The Cost of Planning vs. the Cost of Waiting
Of course, people always ask about fees. A comprehensive estate plan, including the living trust and all supporting documents—powers of attorney, pour-over wills, health directives, HIPAA releases, and community property agreements for married couples—was quoted at around $6,475 during the webinar. Compared to the tens of thousands in probate costs, years of delay, and potential family conflict, the investment is modest. And unlike probate, the trust process is private, predictable, and tailored to the family’s wishes.
A Legacy of Care
What began as a cautionary tale ended as a lesson in empowerment. Without a plan, Maria and Joseph’s lifetime of hard work dissolved into court fees, creditor claims, and lost inheritances. With a comprehensive living trust, the same family protected assets, preserved dignity, supported the surviving spouse, and ensured that children and grandchildren benefitted as intended.

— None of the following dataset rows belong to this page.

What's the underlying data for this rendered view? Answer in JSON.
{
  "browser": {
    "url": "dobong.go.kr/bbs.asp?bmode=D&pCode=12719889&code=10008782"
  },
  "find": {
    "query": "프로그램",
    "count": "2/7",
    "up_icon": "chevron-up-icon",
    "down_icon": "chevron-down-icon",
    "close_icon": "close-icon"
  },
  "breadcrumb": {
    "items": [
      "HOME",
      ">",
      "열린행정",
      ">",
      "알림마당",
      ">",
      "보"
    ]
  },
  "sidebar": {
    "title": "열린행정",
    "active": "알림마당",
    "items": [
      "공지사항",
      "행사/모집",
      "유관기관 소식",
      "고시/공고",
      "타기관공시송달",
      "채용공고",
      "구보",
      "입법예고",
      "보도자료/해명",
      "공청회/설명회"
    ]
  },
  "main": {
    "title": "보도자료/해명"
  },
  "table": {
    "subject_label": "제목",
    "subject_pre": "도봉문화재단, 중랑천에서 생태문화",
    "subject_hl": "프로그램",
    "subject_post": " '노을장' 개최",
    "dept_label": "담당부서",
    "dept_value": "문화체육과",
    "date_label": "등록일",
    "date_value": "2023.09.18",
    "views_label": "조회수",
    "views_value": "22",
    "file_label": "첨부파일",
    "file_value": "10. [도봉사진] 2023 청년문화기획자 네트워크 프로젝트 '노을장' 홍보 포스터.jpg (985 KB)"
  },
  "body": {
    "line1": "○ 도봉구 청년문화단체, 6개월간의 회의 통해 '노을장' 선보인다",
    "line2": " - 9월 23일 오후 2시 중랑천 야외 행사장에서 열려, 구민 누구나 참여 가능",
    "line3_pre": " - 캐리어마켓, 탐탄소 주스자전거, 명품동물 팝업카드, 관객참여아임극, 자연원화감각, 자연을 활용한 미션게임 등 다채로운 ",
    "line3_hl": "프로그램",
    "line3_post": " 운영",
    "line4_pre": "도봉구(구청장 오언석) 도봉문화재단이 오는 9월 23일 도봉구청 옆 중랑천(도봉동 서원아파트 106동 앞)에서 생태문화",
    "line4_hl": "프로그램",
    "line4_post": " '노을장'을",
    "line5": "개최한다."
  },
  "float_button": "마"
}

Estate planning isn’t about preparing for death; it’s about upgrading life for the people left behind. It’s about relieving loved ones of unnecessary burdens, shielding them from financial predators, and passing on not just wealth but also stability and peace of mind. As the attorneys concluded, everyone already has a plan—either the one the state will impose or the one you choose for yourself. The question is whether you want your legacy determined by courts and creditors, or by your own thoughtful design.